Jada ready to Cook in year two with Racers
WBB: The sophomore guard played in 32 games for Murray State last year
Talking to Jada Cook in the summer of 2025, as she prepares for her sophomore season at Murray State, is a completely different conversation from the one we had 12 months ago.
“There’s a big difference,” Cook said with a smile. “I feel more confident coming in for my second year. I'm happy because I have a great bond with my teammates, I’m happy to see everybody and excited to get better.”
The transition to college basketball can be tough for most any player. For a lot of kids, they go from being the best player on their high school team to just trying to find a role on their new team.
Cook started last season as a rotational piece off the bench. With the offensive firepower in the lineup, Cook wasn’t being leaned on to score, but to contribute with her smothering defense. In the first 13 games of the season, Cook averaged 12.3 minutes per game. In the next 12 game, though, that number dropped to 6.6. Ultimately, her playing time increased down the stretch, and she played some key minutes in the postseason helping the Racers win a Missouri Valley Conference Tournament championship. While there may have been some ebbs and flows in her playing time, Cook understands it’s all part of the process.

“At first, I was excited because I got to play,” Cook said. “Then some minutes started to go down. I was a little bit confused, but then I started to realize that it's nothing personal. We have a really great team, and some people just perform better at times, and that's OK. I didn't keep my head down with that.

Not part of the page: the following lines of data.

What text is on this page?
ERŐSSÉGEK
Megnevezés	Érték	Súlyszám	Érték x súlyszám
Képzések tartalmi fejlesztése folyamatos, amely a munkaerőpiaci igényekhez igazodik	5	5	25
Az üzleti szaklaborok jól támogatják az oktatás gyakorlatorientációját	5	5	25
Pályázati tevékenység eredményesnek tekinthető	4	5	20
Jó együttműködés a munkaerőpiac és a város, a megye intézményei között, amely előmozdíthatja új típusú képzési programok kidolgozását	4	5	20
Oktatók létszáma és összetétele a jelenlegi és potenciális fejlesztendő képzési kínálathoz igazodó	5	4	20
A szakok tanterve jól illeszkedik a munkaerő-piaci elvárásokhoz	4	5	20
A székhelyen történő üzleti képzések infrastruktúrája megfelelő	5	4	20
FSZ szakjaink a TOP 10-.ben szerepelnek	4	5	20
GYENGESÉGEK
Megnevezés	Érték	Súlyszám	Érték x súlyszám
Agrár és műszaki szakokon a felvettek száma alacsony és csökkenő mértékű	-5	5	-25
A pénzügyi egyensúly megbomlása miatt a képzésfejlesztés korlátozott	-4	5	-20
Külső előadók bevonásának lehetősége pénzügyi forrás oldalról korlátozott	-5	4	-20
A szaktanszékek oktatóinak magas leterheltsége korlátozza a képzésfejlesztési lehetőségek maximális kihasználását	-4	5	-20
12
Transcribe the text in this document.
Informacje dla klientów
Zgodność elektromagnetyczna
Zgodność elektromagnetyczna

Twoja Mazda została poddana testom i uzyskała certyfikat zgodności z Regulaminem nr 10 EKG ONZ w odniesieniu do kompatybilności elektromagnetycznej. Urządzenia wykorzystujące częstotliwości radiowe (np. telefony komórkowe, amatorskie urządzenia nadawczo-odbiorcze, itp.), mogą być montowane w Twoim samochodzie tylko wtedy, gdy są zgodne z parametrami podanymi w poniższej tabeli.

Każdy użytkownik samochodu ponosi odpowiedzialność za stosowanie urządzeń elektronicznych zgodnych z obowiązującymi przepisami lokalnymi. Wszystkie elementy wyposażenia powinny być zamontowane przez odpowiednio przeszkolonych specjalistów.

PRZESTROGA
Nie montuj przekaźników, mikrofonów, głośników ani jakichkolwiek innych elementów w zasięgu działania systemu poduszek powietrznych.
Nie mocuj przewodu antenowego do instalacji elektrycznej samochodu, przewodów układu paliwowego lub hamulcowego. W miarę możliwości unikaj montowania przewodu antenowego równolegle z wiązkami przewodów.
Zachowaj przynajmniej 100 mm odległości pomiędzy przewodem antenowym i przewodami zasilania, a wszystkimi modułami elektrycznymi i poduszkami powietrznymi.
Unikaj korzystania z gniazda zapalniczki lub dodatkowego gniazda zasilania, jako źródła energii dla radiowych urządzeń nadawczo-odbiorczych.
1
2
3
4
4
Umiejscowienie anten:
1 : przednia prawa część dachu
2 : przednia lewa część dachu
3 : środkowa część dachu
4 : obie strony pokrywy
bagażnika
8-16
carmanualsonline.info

I just kept working, and then it paid off in the end.”
“Jada is a kid that can affect both sides of the ball,” Murray State Head Coach Rechelle Turner added. “I think once Jada started focusing on the defensive side of the ball and relaxed offensively, then things tended to be easier offensively. That’s something that we're trying to do with her process. ‘Hey, affect the game defensively. Your offense will come.’ She's very capable of shooting the basketball, she's capable of scoring, and capable of helping everybody around her be better. She's that type of player, but she's going to have to understand that it's got to be a process with her, and that her time and her offensive output is going to come. She has to do and control what she can control, so her effort and her energy on the defensive end of the floor is going to help her get more minutes, and that will allow her to produce offensively.”
Cook’s best all-around game of the year came in Murray State’s win at Little Rock on November 26th. In 18 minutes, she scored a season-high nine points, made her only three-point attempt, while chipping in with two rebounds, an assist and two steals. Cook only made 4-of-31 shots from beyond the arc for the season, and that’s been a focus for her ‘to-do list’ this summer.
“I'm trying to get better at being consistent with shots, making shots, all that stuff,” Cook said. “Of course, I play defense, that's what I do, but just playing on both sides of the ball effectively.”
For all the returners, this season begins a new era of Murray State Women’s Basketball. Gone is the program’s all-time leading scorer in Katelyn Young, along with seniors Ava Learn, Trinity White and Jenna Walker — that’s a combined 4,145 points in a Racer uniform. Some of the faces may have changed on this year’s roster, but to paraphrase Rechelle Turner: The standard is the standard. Cook is ready to try to help return the Racers to the top of the Missouri Valley Conference.
“It's definitely a new thing for us, of course,” Cook said. “Everybody's going to be fine. It's still (early). Everybody's learning new spots, and all that. We’re going to be fine.”
Looking forward to watching Jada kill it!